I'm missing something, why do people do parameter searches on # of epochs? Shouldn't you just keep running more epochs until your accuracy/loss is where you need it or you are convinced that its not going to get there?
yea you never know when to stop
would you choose a subset of a 'large' dataset with a large model (ex partial-ImageNet+resnet101) instead of using a small dataset?
"it's very refreshing for a paper to admit its shortcomings. Now here's why it sucks." 😆
Always like it before watching :)
First time I am slightly disappointed with the way a paper is presented. The video seems to be saying 1) it would be much more useful if they would use much larger datasets, 2) it would be much more useful, if the would use more starting points (via random seeds) 3) it is not practical possible to do this. 4) There is a contradiction between 1/2 and 3 but anyway. Sounds a bit too much like the ill-tempered reviewers we all sometimes get (and probably are).
Hi,
Thanks for the great videos!
I have a question, what is the name of the software you are using?

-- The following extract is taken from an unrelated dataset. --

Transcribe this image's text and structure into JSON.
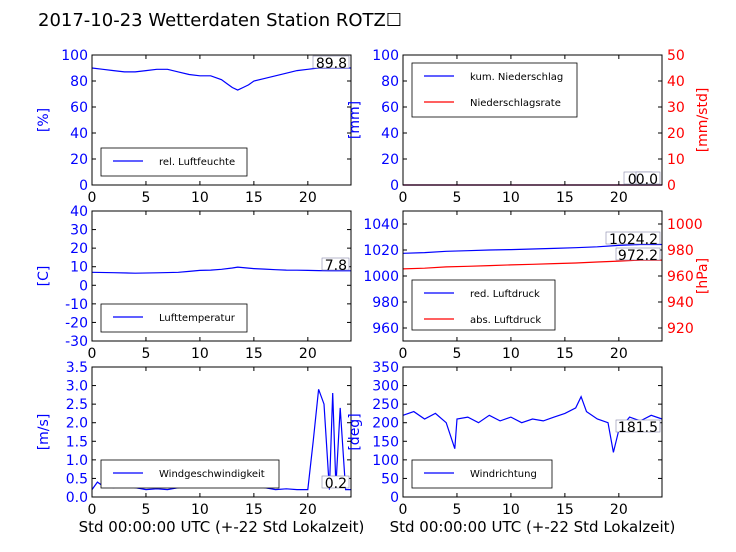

someone mentioned that there is a video about his software on the channel
OneNote
What do you think about current popular optimizers like AdamW and AdaBelief?
sure, if they help
AdaBelief has been awesome so far in my experience, so I'd say give it a try
I didn’t get how tuning made the result worse, in other words, why are there reds on the diagonal? What kind of tuning gives a worse result??lol
I'm kinda repeating Yannic here, I think. The authors used random grid search - meaning they randomly selected hyperparameters within a predefined search space. With some bad luck due to the limited number of runs they apparently only found 'worse' parameter combinations compared to the default ones. This could be interpreted as a sign that the optimization method is not stable or at least very sensitive to either the problem domain or hyperparameters. Another possibility is that the search space was poorly chosen, which Yannic explained at the start of the video.
@@jonash.4058 Yeah, I heard that. Thanks for the explanation though. Intuitively, it's not really "tuning" if the tuned result is worse than the default. I think I have beef with the tuning method, I would prefer a bayesian approach starting off with the default or something.
Can you please uploads videos based on the topic you taught like some python code implementation? It would be great.
Thanks for the beautiful work that you do.
Not all papers provide code. If they do, it just a matter of looking up the paper. It's not uncommon, which is very nice
@@NicheAsQuiche Isee Arxiv also partnered with paperswithcode, so its becoming ever more prevalent
I hear you coughing covid-19
That's only the luminence allergies. Nothing happened.